In fact, many of these statues were erected in the 20th century, right around the start of Jim Crow. They were symbols meant to intimidate black people and remind them of their rightful place. The Southern Poverty Law Center (SPLC) put together a handy visual to show when the lion's share of these statues were erected. The Charlottesville Lee statue, for example, was erected in 1924. There are Confederate monuments as far west as Seattle, which has a 1926 monument erected by the Daughters of the Confederacy. Washington wouldn't become a state until 1889 -- over 20 years after the Civil War ended.
Historian Karen L. Cox echoed this sentiment in the Washington Post on Aug. 16. Most monuments were erected between 1895 and World War I, coinciding with Jim Crow. Some were erected as late as the civil rights era. She writes,
They were part of a campaign to paint the Southern cause in the Civil War as just and slavery as a benevolent institution, and their installation came against a backdrop of Jim Crow violence and oppression of African Americans. The monuments were put up as explicit symbols of white supremacy.
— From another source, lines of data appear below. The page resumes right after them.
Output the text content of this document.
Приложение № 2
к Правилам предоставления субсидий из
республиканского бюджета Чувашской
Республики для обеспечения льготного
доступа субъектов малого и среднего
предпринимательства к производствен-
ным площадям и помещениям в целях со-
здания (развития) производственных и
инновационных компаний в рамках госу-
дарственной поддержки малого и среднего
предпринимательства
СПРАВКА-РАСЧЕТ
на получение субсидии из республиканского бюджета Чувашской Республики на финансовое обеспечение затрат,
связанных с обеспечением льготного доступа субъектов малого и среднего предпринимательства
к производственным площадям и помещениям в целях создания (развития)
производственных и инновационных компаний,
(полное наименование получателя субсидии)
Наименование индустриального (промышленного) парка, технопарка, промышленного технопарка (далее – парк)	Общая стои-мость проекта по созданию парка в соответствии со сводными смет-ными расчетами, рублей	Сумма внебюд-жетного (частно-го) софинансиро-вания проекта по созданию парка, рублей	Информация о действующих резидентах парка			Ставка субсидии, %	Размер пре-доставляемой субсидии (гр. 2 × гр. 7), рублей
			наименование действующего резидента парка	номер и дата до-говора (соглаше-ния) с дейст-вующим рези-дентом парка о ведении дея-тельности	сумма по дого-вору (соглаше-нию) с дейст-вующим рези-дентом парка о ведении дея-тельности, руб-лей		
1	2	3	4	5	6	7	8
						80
So, of course white supremacists want to protect these statues.
When white supremacists gather to protest the removal of these statues, they're protesting the removal of symbols of overt white supremacy.
So when people call for the removal of these monuments, they're not trying to erase history or run away from it. They're trying to dismantle objects meant to terrorize.
The terror behind these monuments is one of the reasons why protesters toppled a Confederate monument outside of a courthouse in Durham, North Carolina. It's why Baltimore quietly removed four Confederate statues in the dead of night.
It's why, when black Americans say that these statues are symbols of oppression, we should listen.
We have a long way to go, but toppling these terrifying symbols of white supremacy is a start.